MILWAUKEE — Downtown Milwaukee businesses inside of the security perimeter for the 2020 Democratic National Convention might be “pretty much screwed” because most of the visitors won’t have access to the businesses, former Philadelphia DNC chairman Ed Rendell said Monday.
The security perimeter for national political conventions is set by the U.S. Secret Service, intended to keep everyone safe. But during a Milwaukee Business Journal eventon Monday, Rendell recommended pushing back if agents are looking to set excessive boundaries within the security zone.
Officials are expected to announce the security perimeter for the downtown Milwaukee event later this year, possibly in 2020.
“You have to be very careful to make sure that the security perimeter doesn’t essentially take away the heart and soul of downtown Milwaukee,” Rendell told the Milwaukee Business Journal, “because inside the security perimeter, only people with guest badges can go beyond the perimeter at certain times of the day,” he said.
The former Philadelphia mayor and Pennsylvania governor provided his own example of the struggles, dining at Morton’s Steakhouse shortly before the 2012 DNC event in Charlotte.
“I went to Morton’s for dinner and I figured we’d have trouble getting a table,” Rendell said. “There were only three tables filled on Sunday night at Morton’s. So you have to win that battle,” Rendell told the Business Journal.
While security concerns are unique to each convention, the logistical planning for Milwaukee’s event will differ from Charlotte or Philadelphia.

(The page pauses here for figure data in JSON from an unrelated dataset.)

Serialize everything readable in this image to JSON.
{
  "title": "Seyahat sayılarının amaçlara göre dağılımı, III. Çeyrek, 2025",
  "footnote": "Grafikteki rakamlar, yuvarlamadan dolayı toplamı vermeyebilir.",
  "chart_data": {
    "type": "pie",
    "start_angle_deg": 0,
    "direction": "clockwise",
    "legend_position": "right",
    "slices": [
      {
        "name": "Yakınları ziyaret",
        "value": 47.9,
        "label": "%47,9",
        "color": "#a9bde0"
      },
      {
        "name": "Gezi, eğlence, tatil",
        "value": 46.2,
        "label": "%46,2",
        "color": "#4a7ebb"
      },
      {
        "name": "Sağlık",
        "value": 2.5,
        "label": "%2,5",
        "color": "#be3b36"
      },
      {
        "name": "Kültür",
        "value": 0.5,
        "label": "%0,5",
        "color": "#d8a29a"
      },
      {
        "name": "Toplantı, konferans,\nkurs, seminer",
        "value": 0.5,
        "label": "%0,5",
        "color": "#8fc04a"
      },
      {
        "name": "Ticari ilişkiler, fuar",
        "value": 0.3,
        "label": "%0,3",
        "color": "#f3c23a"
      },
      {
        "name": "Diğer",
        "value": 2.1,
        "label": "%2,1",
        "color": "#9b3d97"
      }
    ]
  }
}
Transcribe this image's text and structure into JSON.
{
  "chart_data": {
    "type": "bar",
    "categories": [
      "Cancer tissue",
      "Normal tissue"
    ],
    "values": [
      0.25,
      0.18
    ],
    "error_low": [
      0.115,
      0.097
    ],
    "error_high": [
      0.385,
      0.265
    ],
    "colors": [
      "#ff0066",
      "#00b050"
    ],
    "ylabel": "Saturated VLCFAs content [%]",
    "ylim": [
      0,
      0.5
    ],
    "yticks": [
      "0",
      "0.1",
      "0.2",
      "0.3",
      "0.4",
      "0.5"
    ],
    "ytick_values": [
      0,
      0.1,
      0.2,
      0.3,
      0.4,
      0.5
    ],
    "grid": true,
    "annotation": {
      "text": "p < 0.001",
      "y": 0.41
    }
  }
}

Many businesses close to Fiserv Forum are expected to be booked well in advance of the convention. Businesses such as Punch Bowl Social & Good City Brewing are directly across the plaza from Fiserv Forum.
Liz Gilbert, the executive director of the DNC host committee, confirmed to the Business Journal that the security perimeter has not been set.
"Security personnel will work alongside business in an ongoing collaboration as we finalize our planning ahead of the convention next year," Gilbert told the Business Journal. "While an event of this size may cause inconveniences, the Secret Service, working together with law enforcement partners, will make every effort to anticipate and minimize any disruptions," Gilbert said.
In an interview after his comments at the event, Rendell said he personally took a role in reaching out to the Secret Service about a smaller security zone. Rendell said he succeeded in his efforts to shrink the perimeter with the help of Pennsylvania’s congressional delegation.
“I called our federal officials, I called Senator (Bob) Casey, I called our congressmen and said, ‘This is ridiculous, it’s not necessary for security. We need your help,' " he told the Business Journal.
“You have to be very careful to make sure that the security perimeter doesn’t essentially take away the heart and soul of downtown Milwaukee because inside the security perimeter, only people with guest badges can go beyond the perimeter at certain times of the day." — former DNC chair Ed Rendell
He estimates the Philadelphia host committee achieved a reduction of “about 20 percent” in the section of the city designated for the security zone.
Businesses outside of the security perimeter will need to be creative to attract DNC guests, Rendell said. Conventioneers will have significant “dead time” outside of the arena during the day and in the evening, he said.
“The more creative you are, the more business you’ll get,” Rendell told the Business Journal.